Une fois passées les solennités de l'Inauguration Day, le mandat d'Obama commence enfin. L'hiver glacial est une métaphore de la conjoncture, la pire qu'ait connue le pays depuis les années 1930. Le 10 février 2009, le nouveau secrétaire au Trésor, Timothy Geithner, présente un plan de stimulation économique de 900 milliards de dollars. Geithner n'est pas un homme neuf. Président de la Banque de réserve de New York, il a participé et au laxisme des années de bulle, et aux opérations de sauvetage de 2008 à Wall Street. Il vient certes du public et non du privé comme son prédécesseur Henry Paulson, ex-patron de Goldman Sachs, mais il est d'emblée soupçonné de complaisance envers les financiers cupides. Barack Obama a pris un risque en s'appuyant sur lui, et sa propre popularité en pâtit. Le scandale des bonus d'AIG éclate début mars. L'opinion outrée découvre que 165 millions de dollars de bonus vont être distribués par l'assureur, alors qu'il a englouti 180 milliards de dollars d'argent public en six mois. Tim Geithner semble tomber des nues, mais on apprend que ses services discutent le sujet avec AIG depuis des semaines. Il est si fragilisé que la question de sa démission est posée.

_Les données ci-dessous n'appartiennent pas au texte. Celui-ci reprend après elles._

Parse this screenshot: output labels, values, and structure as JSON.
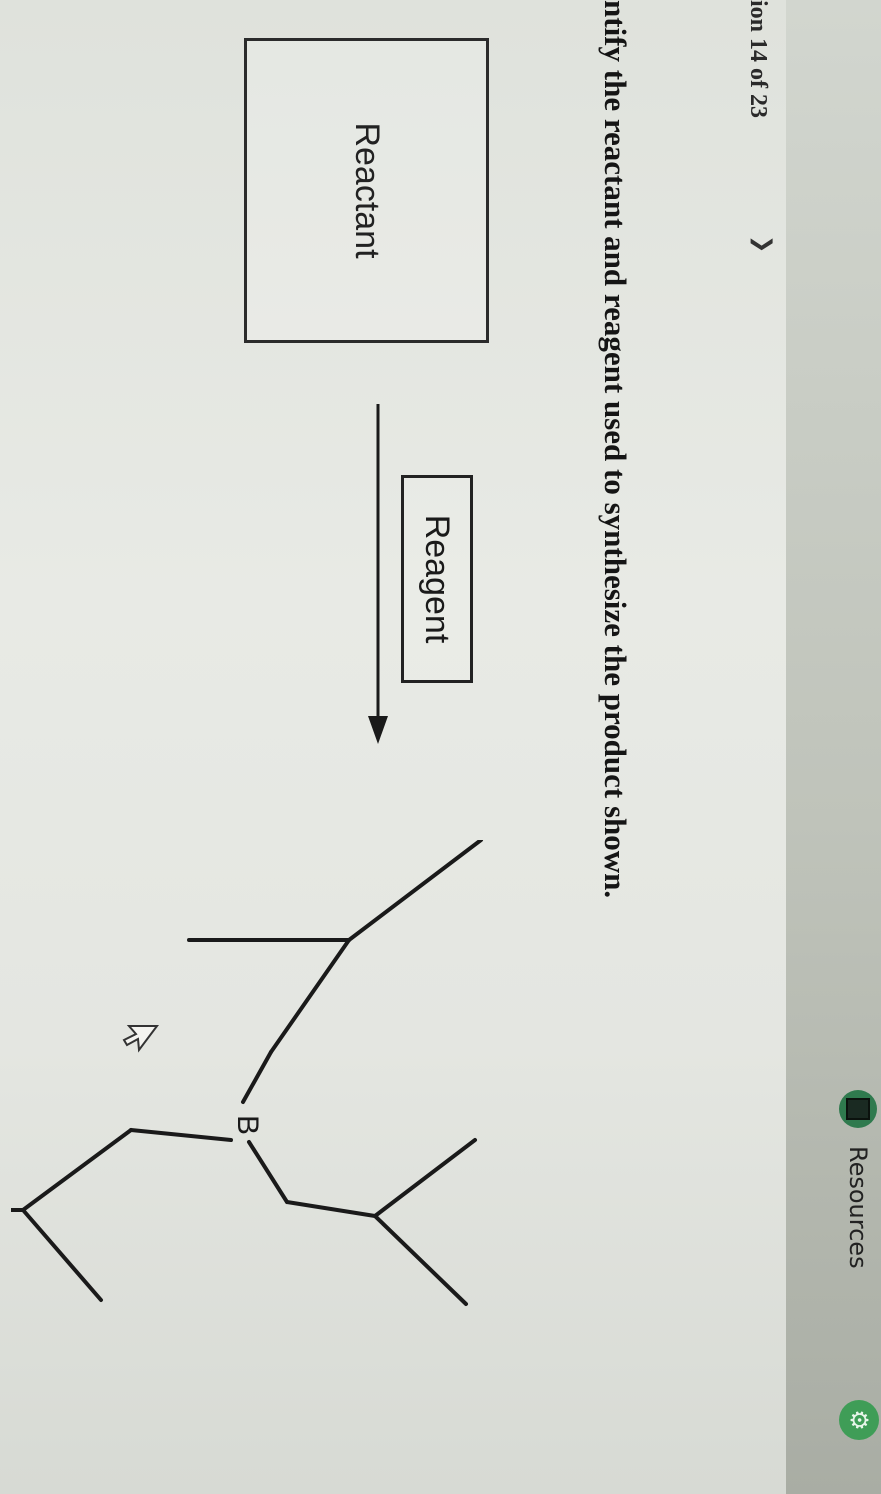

À la télévision, Barack Obama prend sa défense sur un ton patelin : « S'il me proposait de démissionner, je lui répondrais, mon pote, tu gardes ton job. » Il n'empêche, une faille s'est ouverte entre le président et le Congrès : les représentants votent une loi pour taxer à 90 % les bonus des dirigeants de firmes qui ont reçu des aides d'État, lui prend ses distances et torpille le projet. Pour le bien de l'économie, il soutient la finance : « On ne va quand même pas se couper le nez pour punir notre visage ! » s'exclame-t-il.

La polémique ne sera pas sans conséquences. Quand Barack Obama, à l'approche de l'été 2009, aborde enfin le coeur de son programme, l'assurance-maladie pour tous, sa cote d'amour est déjà amoindrie. Le bourbier de la finance est devenu son bourbier à lui. Son conseiller budgétaire, Peter Orszag, en fait la rude expérience. Invité du « Daily Show », célèbre émission de satire politique, il s'entend poser la question redoutable entre toutes par l'animateur Jon Stewart : « Cela n'a rien à voir avec le budget, mais ça me taraude. Ces sauvetages en série, là. Mais pourquoi a-t-on sauvé les banques ? Pourquoi pas plutôt les emprunteurs ? » Réponse du conseiller d'Obama : « Le problème, c'est que si vous aidiez les gens qui ne payaient plus leurs traites, c'était un énorme encouragement à ne plus payer. » Large sourire de Stewart : « Alors que les banques, c'était dilérent ? » Pour l'animateur vedette, comme pour l'Américain moyen, la cause est entendue : dans la crise financière, Obama aussi est responsable.